Talvez se essas pessoas - hoje em Nablus, Bethlehem, Jenin e Ramallah, ou mesmo em Beirute, Chatila ou Mogi das Cruzes - pudessem sentar neste banco entre Jaffa e Tel Aviv, e olhar este mar, como gerações de refugiados insistem em sonhar, se fizessem a viagem que fiz até chegar aqui, talvez desistissem e se dessem por vencidos. Aceitariam a derrota, aceitariam a vitória estrondosa deste esforço de dominação. Ou não. Talvez se olhassem este mar e sentissem esta brisa, como seus avós e bisavós lhes contaram como seria, teriam seus espíritos renovados. A chamada para a reza silencia. Por um segundo, apenas o mar bate nas pedras, e parece ignorar o conflito que tenho às minhas costas.

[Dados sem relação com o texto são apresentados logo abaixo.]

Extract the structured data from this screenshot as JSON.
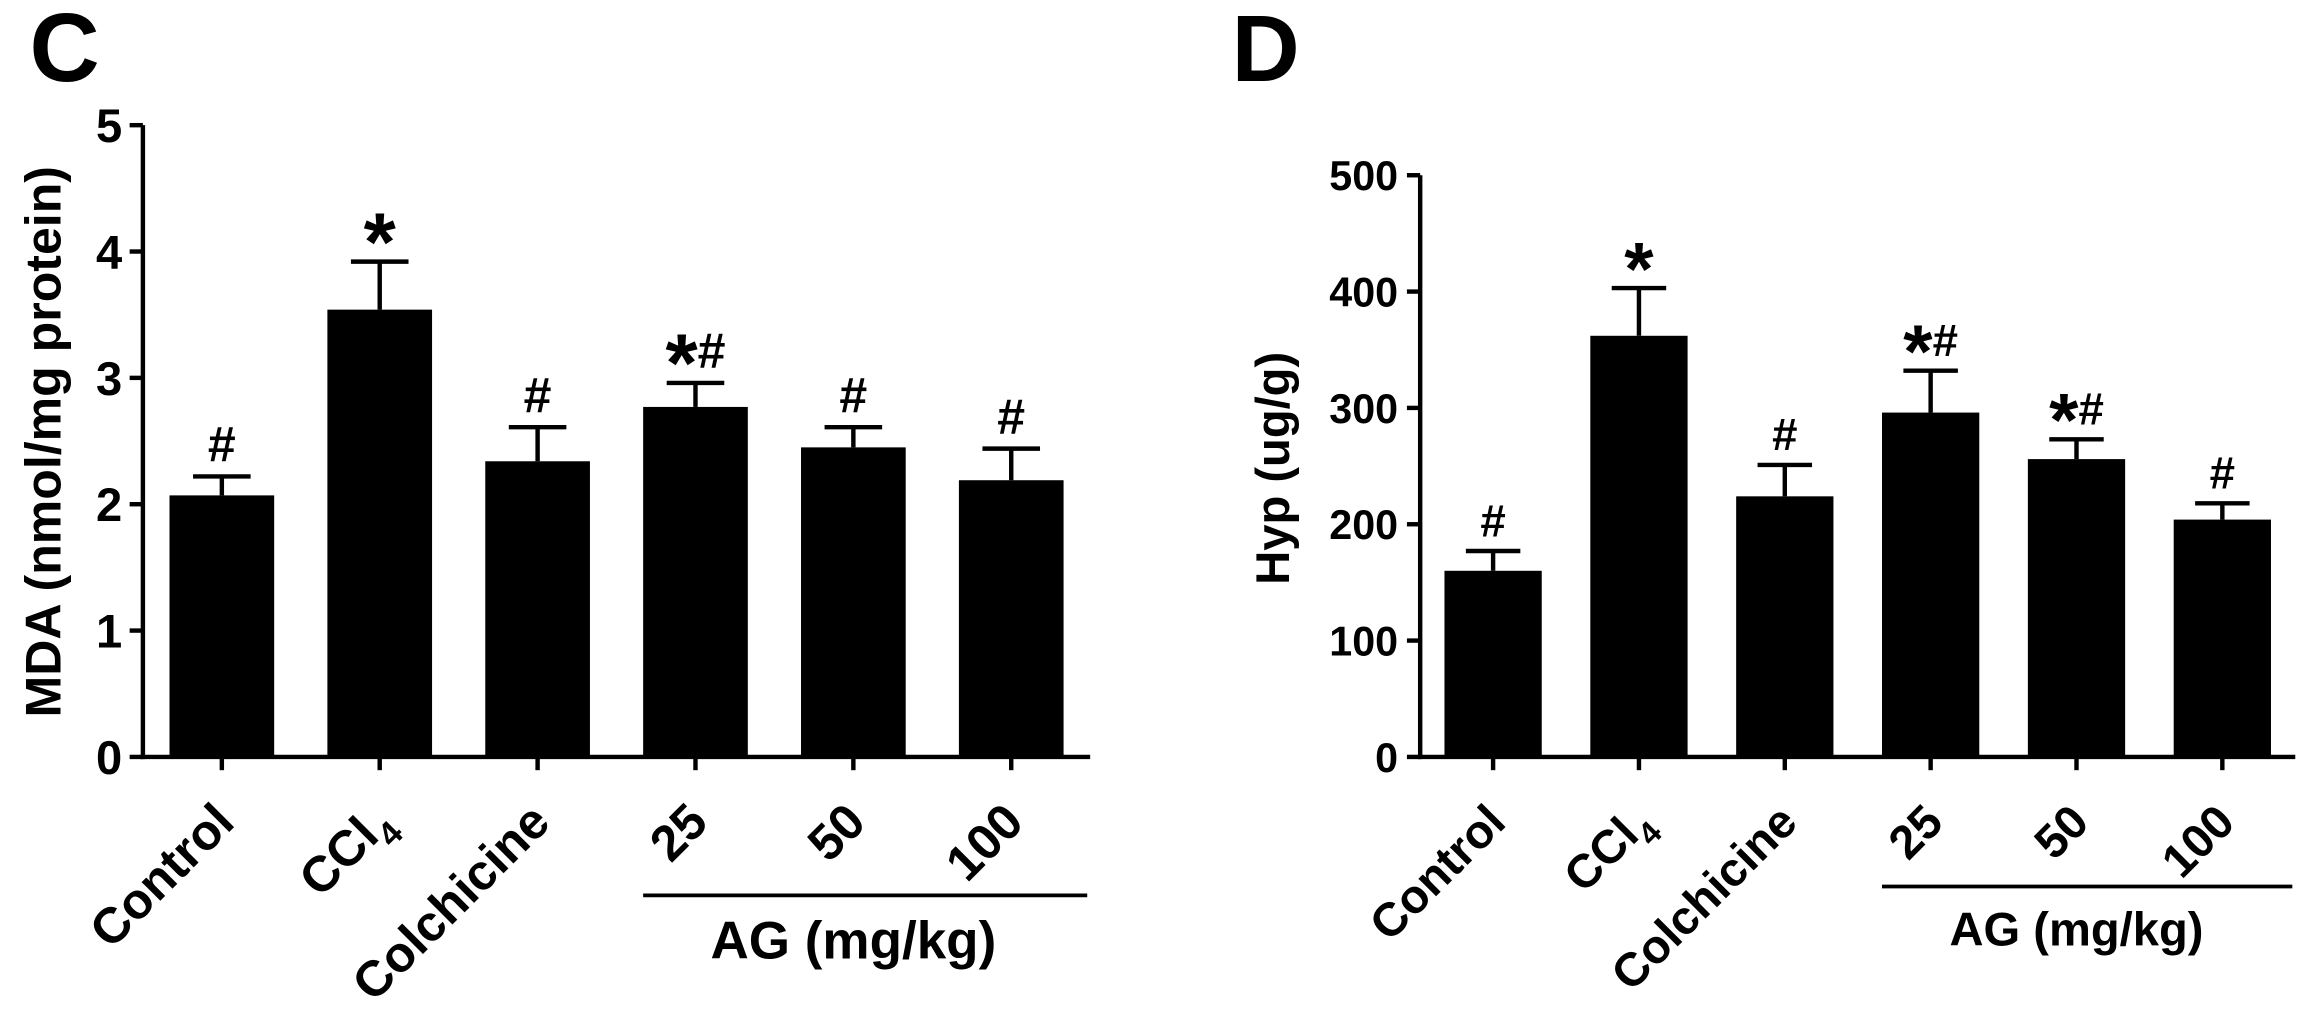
{
  "colors": {
    "bar": "#000000",
    "axis": "#000000",
    "background": "#ffffff"
  },
  "chart_data": [
    {
      "panel": "C",
      "type": "bar",
      "categories": [
        "Control",
        "CCl4",
        "Colchicine",
        "25",
        "50",
        "100"
      ],
      "values": [
        2.07,
        3.54,
        2.34,
        2.77,
        2.45,
        2.19
      ],
      "error": [
        0.15,
        0.38,
        0.27,
        0.19,
        0.16,
        0.25
      ],
      "annotations": [
        "#",
        "*",
        "#",
        "*#",
        "#",
        "#"
      ],
      "ylabel": "MDA (nmol/mg protein)",
      "ylim": [
        0,
        5
      ],
      "yticks": [
        0,
        1,
        2,
        3,
        4,
        5
      ],
      "grid": false,
      "group": {
        "label": "AG (mg/kg)",
        "from": 3,
        "to": 5
      }
    },
    {
      "panel": "D",
      "type": "bar",
      "categories": [
        "Control",
        "CCl4",
        "Colchicine",
        "25",
        "50",
        "100"
      ],
      "values": [
        160,
        362,
        224,
        296,
        256,
        204
      ],
      "error": [
        17,
        41,
        27,
        36,
        17,
        14
      ],
      "annotations": [
        "#",
        "*",
        "#",
        "*#",
        "*#",
        "#"
      ],
      "ylabel": "Hyp (ug/g)",
      "ylim": [
        0,
        500
      ],
      "yticks": [
        0,
        100,
        200,
        300,
        400,
        500
      ],
      "grid": false,
      "group": {
        "label": "AG (mg/kg)",
        "from": 3,
        "to": 5
      }
    }
  ]
}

* (era o fim do inverno em Israel)

terça-feira, 25 de maio de 2010

A ideia

por Arturo Hartmann


Foram três meses de discussão do projeto, que nasceu enquanto eu ainda cruzava as cidades de Israel/Palestina. Na verdade, há dia e hora. Eu estava em um bar de Bethlehem após um encontro com jornalistas da cidade. Convidaram-me para assistir à semi-final da Copa Africana de Nações entre Egito e Argélia. E, num lance em que todos vibraram, um deles virou-se a mim e disse: “quando a Copa do Mundo acontece, todos aqui, de certa forma, esquecem a ocupação”.
Mas o futebol não apaga os problemas daqui. Os palestinos todos torciam pela Argélia, visceralmente secavam o Egito. Naquele momento, o país governado por Hosny Mubarak era parte integrante do cerco que Israel realizava a Faixa de Gaza, controlando a passagem de Rafah.



foto: Lucas Justiniano



Contei o diálogo a Lucas Justiniano por Skype. Daí surgiu a ideia do documentário e ele, em São Paulo, encarregou-se de espalhar o desejo de fazê-la pelos outros membros do grupo.

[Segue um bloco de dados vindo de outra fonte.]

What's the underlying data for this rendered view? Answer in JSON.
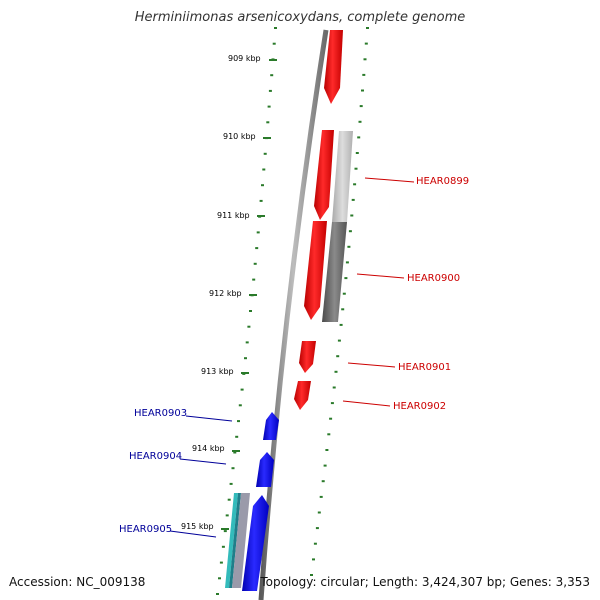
{
  "title": "Herminiimonas arsenicoxydans, complete genome",
  "accession_text": "Accession: NC_009138",
  "topology_text": "Topology: circular; Length: 3,424,307 bp; Genes: 3,353",
  "scale_labels": [
    "909 kbp",
    "910 kbp",
    "911 kbp",
    "912 kbp",
    "913 kbp",
    "914 kbp",
    "915 kbp"
  ],
  "genes": {
    "right": [
      {
        "name": "HEAR0899",
        "color": "#cc0000"
      },
      {
        "name": "HEAR0900",
        "color": "#cc0000"
      },
      {
        "name": "HEAR0901",
        "color": "#cc0000"
      },
      {
        "name": "HEAR0902",
        "color": "#cc0000"
      }
    ],
    "left": [
      {
        "name": "HEAR0903",
        "color": "#000099"
      },
      {
        "name": "HEAR0904",
        "color": "#000099"
      },
      {
        "name": "HEAR0905",
        "color": "#000099"
      }
    ]
  },
  "colors": {
    "forward_strand": "#ff0000",
    "reverse_strand": "#0000ee",
    "tick": "#2a7a2a",
    "backbone": "#888888",
    "rna_gray_light": "#c8c8c8",
    "rna_gray_dark": "#707070",
    "cyan": "#33bbbb"
  }
}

A nossa ideia é fazer o futebol dialogar com o conflito. Vamos viajar por cidades pelas quais passei, vamos enxergar através de uma linguagem que nós, brasileiros, dominamos, a realidade que ganha diversos retratos, mas que não parecem dar conta da realidade por ali. Nosso projeto não espera ir além disso, vai ser mais um retrato, mais uma tentativa, através da festa universal do esporte universal, contar o que acontece em Israel/Palestina, a sociedade que eu, talvez a contragosto de alguns membros da própria equipe deste documentário, de “sociedade da ocupação”.

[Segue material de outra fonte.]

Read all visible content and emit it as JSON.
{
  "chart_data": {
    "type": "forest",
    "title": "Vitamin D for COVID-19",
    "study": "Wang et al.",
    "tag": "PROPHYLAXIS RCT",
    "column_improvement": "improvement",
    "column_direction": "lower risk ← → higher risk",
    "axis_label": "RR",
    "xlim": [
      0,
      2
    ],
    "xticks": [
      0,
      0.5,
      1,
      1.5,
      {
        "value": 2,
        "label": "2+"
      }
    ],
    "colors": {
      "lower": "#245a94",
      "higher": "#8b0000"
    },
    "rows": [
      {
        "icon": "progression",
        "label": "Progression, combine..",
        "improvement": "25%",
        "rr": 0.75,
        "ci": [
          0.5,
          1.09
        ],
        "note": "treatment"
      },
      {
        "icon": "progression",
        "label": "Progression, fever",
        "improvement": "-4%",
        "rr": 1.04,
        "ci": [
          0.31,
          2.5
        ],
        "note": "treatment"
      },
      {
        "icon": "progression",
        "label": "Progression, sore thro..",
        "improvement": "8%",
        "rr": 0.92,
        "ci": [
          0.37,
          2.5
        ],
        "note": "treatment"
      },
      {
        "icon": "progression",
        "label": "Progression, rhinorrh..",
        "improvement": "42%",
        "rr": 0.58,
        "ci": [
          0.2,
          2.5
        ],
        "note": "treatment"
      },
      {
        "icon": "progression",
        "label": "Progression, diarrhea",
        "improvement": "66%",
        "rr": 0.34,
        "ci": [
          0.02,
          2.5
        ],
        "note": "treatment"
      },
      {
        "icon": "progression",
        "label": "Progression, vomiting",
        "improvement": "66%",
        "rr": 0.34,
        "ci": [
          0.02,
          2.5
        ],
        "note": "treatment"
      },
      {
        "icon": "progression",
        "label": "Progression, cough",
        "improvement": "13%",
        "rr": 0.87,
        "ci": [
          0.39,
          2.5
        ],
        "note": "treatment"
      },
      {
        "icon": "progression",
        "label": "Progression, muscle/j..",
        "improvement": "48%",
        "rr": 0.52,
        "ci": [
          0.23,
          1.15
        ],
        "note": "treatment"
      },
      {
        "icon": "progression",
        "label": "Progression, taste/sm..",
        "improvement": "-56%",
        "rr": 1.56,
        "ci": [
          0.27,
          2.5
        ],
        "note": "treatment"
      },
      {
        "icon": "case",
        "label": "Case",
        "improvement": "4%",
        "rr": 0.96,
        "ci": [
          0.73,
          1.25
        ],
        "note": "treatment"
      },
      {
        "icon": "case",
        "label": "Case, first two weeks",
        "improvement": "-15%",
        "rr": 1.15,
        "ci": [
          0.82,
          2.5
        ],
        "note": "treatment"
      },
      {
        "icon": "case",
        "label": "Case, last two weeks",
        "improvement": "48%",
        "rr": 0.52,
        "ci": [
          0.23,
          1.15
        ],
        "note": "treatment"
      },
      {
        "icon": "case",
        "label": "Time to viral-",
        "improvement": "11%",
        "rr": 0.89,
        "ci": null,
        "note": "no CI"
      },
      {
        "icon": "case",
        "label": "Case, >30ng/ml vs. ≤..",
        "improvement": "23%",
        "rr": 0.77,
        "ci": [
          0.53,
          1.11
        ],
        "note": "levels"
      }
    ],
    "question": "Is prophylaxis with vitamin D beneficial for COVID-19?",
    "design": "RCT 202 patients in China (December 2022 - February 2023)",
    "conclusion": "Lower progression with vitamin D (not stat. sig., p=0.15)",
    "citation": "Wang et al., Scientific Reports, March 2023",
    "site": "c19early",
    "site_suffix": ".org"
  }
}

Mas se pode haver discordância, temos pontos em comum que nos fazem unir o esforço para que dê certo. Através desta linguagem de drama, fracasso, alegria, heroísmo, superação, falhas e, acima de tudo, humanidade que o futebol congrega, vamos mostrar o cotidiano da ocupação, deste conflito que muitos julgam insolúvel. Partimos de São Paulo em direção a Tel Aviv para começar uma jornada pela geografia daquela terra, pela história recente daqueles povos, pela política e pelos sentimentos que o futebol irá levantar.

O início: a equipe inicia sua viagem por Israel/Palestina

por Arturo Hartmann


No final de março, eu estava sentado em um banco do qual podia olhar o Mediterrâneo, uma linda vista entre Tel Aviv e Jaffa. Ambas são hoje a mesma cidade, mas estão separadas por raízes históricas que nem sempre se fazem claras. O sol rasgava o mar. Eu estava no que se pode chamar de epicentro da questão palestina, ou ao que chamam de conflito palestino-israelense. Ali acabava a viagem que fiz a este território entre dezembro de 2009 e março de 2010.

Dois meses depois, volto àquela terra acompanhado por Lucas Justiniano, João Carlos Assumpção, José Telles de Menezes e Tiago Lafer. Juntos vamos fazer o nosso próprio retrato da realidade daquele lugar. Este texto escrevo ainda em São Paulo, procurando entender o que será esta minha volta, mas o início para este projeto.

Penso em que filme nós cinco iremos produzir, como a nossa ideia de usar o futebol, mais especificamente a Copa do Mundo, pode servir ao propósito jornalístico e documental de fazer mais claro um dos mais complicados conflitos de nosso tempo. O nó dado em Israel/Palestina não é o conflito que mais mata ou que produz mais absurdos – apesar de ter a sua fatia de obscenidades -, mas desafia porque talvez seja as amarras que congregam questões centrais das relações internacionais.